Pendant des années, le secteur a présumé que la construction de meilleures voies entraînerait inévitablement un meilleur système. Nous savons aujourd’hui que les voies ne sont qu’une invitation, et que la transformation ne se produit réellement que lorsque le capital lui-même migre.
La « bataille des voies » a en effet été remportée par une pile technologique standardisée et institutionnelle : la garde MPC, les fonds obligataires tokenisés et le cadre réglementaire fédéral pour les stablecoins.
Le nouveau champ de bataille est celui des bilans qui détiennent la liquidité mondiale et les collatéraux.
Vers 2027–2030, les avantages structurels reviendront aux entités capables de gérer le plus efficacement ces nouveaux « conteneurs numériques ». À mesure que les déposants accordent une importance croissante au règlement 7×24 heures et au rendement supérieur des stablecoins, la marge nette d’intérêt des banques commerciales continuera de subir une pression accrue. Les grandes entreprises et les investisseurs institutionnels pourraient transférer leurs principales fonctions de trésorerie et de gestion financière vers les marchés DeFi et RWA, la transparence des protocoles réduisant au maximum les marges d’intermédiation.
Il ne s’agit pas de la fin des banques traditionnelles, mais bien de la fin de l’ère où les banques étaient des entrepôts de capitaux bon marché, statiques et sans défi.

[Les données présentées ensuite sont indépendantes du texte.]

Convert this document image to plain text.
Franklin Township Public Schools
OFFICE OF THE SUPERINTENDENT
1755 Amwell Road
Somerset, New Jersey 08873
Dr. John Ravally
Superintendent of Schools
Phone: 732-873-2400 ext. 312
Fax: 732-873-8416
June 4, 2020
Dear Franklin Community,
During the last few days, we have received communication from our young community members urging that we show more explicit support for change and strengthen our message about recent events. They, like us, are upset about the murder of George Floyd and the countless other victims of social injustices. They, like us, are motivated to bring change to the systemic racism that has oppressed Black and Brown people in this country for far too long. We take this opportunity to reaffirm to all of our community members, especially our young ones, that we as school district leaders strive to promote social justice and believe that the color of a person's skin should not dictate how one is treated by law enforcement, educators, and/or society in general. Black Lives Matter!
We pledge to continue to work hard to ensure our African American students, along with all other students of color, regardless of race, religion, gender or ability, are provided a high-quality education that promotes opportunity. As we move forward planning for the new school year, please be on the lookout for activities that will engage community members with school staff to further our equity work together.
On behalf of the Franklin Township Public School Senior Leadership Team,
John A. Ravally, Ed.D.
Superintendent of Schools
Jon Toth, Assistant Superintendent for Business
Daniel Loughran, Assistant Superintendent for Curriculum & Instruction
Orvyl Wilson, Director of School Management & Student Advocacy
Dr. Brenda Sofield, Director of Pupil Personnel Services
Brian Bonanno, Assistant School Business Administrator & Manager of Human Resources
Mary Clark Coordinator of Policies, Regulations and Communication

Les vainqueurs de la nouvelle ère seront des entités hybrides « Web2.5 », conscientes qu’elles ne sont plus seulement des prêteurs, mais des gestionnaires de liquidité programmable. D’ici 2030, le marché des stablecoins devrait approcher les 2 000 milliards de dollars, et la frontière entre crypto et finance aura pratiquement disparu. Le système intégrera pleinement l’efficacité des voies dans la stabilité des bilans.
Dans ce paysage repensé, le pouvoir financier n’appartient pas aux innovateurs technologiques, mais aux entités qui contrôlent les conteneurs finaux de la liquidité mondiale et des collatéraux.
Au cours des dix dernières années, le secteur crypto a construit l’infrastructure permettant la participation institutionnelle. Au cours des dix prochaines années, il déterminera où les bilans institutionnels trouveront finalement leur refuge.